Para isso faz-se necessário retomar as consignas do programa de transição e pô-las em pratica nos processos de mobilização e luta, tirando das mãos do governo e apontando um real programa que pode resolver suas demandas. Como disse Trotsky, “o que é indispensável e urgente é separar os meios de produção de seus atuais proprietários parasitas e organizar a sociedade de acordo com um plano racional. Então será possível curar a sociedade de seus males. Todos que sejam capazes de trabalhar devem achar um emprego. A jornada de trabalho deve diminuir gradualmente. As necessidades de todos os membros da sociedade devem ter assegurada uma satisfação crescente. As palavras ‘pobreza’, ‘crise’, ‘exploração’ devem ser tiradas de circulação.

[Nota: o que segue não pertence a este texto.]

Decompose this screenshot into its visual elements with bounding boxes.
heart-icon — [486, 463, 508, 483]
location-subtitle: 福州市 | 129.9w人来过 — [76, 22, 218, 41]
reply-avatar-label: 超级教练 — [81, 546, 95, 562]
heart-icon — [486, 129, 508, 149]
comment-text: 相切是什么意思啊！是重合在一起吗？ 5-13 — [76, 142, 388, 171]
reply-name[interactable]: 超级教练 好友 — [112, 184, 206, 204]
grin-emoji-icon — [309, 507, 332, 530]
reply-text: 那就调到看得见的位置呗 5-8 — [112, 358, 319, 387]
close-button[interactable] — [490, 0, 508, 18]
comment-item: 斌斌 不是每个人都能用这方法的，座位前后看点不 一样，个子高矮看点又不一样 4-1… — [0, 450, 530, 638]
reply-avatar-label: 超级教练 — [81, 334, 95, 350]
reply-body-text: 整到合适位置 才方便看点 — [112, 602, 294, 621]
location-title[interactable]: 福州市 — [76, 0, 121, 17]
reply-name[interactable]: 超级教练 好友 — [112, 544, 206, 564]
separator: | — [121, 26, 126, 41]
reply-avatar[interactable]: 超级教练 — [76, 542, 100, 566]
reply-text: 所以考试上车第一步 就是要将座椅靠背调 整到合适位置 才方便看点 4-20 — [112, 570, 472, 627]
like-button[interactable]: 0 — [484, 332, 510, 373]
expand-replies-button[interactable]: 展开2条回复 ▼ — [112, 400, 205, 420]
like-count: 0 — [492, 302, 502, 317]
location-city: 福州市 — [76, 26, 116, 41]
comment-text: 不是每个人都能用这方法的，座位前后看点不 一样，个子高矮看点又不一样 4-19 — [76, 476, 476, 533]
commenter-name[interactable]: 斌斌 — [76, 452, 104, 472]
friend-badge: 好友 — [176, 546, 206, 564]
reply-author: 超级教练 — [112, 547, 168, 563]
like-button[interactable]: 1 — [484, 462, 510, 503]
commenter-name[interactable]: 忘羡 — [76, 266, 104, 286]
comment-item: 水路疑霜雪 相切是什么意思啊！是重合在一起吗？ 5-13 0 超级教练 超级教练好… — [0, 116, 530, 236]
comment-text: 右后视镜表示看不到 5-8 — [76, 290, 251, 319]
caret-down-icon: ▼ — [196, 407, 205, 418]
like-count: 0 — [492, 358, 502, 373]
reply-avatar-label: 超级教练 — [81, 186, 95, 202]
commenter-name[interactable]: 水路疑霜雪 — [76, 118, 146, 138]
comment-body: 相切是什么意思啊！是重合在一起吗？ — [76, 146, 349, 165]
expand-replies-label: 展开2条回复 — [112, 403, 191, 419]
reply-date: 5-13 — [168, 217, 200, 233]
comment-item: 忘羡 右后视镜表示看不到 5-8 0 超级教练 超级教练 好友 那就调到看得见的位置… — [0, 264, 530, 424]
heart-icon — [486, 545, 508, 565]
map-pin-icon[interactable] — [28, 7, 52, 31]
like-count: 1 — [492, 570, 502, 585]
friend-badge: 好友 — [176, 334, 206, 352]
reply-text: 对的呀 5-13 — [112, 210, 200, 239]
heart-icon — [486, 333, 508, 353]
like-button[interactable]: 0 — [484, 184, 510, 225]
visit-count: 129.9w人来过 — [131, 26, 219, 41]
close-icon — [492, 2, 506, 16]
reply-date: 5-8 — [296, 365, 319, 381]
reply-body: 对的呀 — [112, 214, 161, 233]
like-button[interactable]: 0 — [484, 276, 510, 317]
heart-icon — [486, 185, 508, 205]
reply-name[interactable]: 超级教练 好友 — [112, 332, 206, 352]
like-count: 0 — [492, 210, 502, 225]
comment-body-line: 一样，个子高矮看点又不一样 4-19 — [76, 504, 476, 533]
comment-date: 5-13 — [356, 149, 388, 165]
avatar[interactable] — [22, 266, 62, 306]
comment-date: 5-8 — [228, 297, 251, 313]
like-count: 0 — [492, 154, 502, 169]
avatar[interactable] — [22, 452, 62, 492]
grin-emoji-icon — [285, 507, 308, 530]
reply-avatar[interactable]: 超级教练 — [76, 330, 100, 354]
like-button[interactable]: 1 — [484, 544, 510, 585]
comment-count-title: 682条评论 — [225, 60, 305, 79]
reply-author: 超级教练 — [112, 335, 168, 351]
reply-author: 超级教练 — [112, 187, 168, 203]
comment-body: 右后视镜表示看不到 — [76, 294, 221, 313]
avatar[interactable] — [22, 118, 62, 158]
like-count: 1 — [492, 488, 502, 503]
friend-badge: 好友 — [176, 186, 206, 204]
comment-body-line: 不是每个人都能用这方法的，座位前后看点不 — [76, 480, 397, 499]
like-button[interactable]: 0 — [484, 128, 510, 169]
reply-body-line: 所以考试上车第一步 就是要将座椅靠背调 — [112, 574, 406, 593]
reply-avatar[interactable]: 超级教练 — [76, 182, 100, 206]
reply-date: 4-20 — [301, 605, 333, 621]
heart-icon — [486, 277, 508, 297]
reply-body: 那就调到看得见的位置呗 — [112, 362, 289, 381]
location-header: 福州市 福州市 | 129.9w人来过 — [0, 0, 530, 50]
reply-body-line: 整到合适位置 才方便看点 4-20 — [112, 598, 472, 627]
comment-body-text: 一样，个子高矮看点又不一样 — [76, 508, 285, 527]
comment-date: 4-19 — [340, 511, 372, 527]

A humanidade poderá cruzar finalmente o umbral da verdadeira humanidade” [10]

[1O trabalho na crise econômica no Brasil: primeiros sinais, M. Pochmann, estudos avançados vol. 23 – n 66, 2009, site Scielo)

[2dados tirados do site conta aberta: 16/07/2010 Gastos do governo com Bolsa Família crescem 20% neste ano.

[3dados da pesquisa do data folha realizada nos dias 23 e 24 de agosto.

[4ver texto publicado no JPO 69 “O combate ao discurso dominante e ao papel do PT em sua legitimação”, de Daniel Matos.

[5Desigualdade social no Brasil, Frei Betto, 10/8/2010, Rio de Janeiro.

[6Dados do IBGE.

[7O salário mínimo real cresceu 44,95% entre 2003 e fevereiro de 2009, segundo o IBGE.

[8Dados do Instituto de Pesquisa Manager (Ipema), e abrange o período de abril de 2009 a abril 2010.

[9Dado retirado do jornal Folha de São Paulo, 1/9/2010.

[10O pensamento vivo de Marx, Leon Trotsky, caderno de ensaios, pg. 58.